I’ve posted a handful of passages on my Twitter for you to see. I’m not really a Twitter person, so it’s pretty much a skeleton for me or to share something like this, and since Kindle let’s us share highlights, I thought this would be a good way for you to read a few of the passages that I highlighted. It will be in several Tweets, per each chunk. This is my first time using this “Share” feature on Kindle.

Look forward to your thoughts.

(When I click on the link it doesn’t seem to work, but when I paste it into a web browser, it does seem to work.)!/Rebb_H

It would be quite interesting to hear what you have to say about body language. Who knows perhaps it will percolate in your canister of thoughts and turn itself into a short story, an essay…hmm…well, we’ll see what brews.
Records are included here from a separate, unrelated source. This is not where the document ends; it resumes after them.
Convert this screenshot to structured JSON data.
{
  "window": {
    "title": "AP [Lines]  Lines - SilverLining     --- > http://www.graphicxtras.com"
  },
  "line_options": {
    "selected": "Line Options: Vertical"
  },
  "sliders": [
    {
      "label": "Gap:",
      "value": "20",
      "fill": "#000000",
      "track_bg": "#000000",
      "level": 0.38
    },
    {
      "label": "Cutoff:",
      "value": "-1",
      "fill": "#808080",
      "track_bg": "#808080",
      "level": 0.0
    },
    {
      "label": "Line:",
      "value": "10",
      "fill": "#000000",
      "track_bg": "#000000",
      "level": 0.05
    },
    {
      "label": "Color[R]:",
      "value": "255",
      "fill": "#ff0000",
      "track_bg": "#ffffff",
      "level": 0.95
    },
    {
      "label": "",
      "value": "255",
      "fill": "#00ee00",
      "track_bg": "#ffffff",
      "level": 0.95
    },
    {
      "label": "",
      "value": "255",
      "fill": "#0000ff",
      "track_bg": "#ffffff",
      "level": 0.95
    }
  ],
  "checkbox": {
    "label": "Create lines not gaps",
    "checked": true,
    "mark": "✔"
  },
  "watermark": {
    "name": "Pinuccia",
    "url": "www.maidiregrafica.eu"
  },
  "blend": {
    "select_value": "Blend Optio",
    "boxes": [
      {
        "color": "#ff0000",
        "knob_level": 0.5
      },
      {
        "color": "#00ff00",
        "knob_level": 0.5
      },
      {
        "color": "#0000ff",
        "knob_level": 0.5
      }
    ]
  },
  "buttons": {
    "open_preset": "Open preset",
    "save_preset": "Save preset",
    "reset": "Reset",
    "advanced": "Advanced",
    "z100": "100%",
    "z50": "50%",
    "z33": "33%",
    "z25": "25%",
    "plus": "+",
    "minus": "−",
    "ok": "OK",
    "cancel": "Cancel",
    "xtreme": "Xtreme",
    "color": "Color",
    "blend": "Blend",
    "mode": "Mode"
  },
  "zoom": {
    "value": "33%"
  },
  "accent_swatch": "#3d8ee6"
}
I may just have to remain in wonder.

Eric Hobbs said...

Thanks so much for sharing your thoughts on Librarian with your readers. Hope you enjoyed it all the way through to the end. -- EH

Rebb said...

Eric, Nice to meet you. I am not done yet, but have no doubt I will enjoy it until the end. I am in the chapter of Oz. This section has inspired me to get The Complete Wizard of Oz Collection for my Kindle. I didn’t realize there were 15 books in the collection and never have read any. I’m looking forward to plugging away slowly at those and plan on finishing your book very soon. It’s getting more exciting. Thanks for dropping by.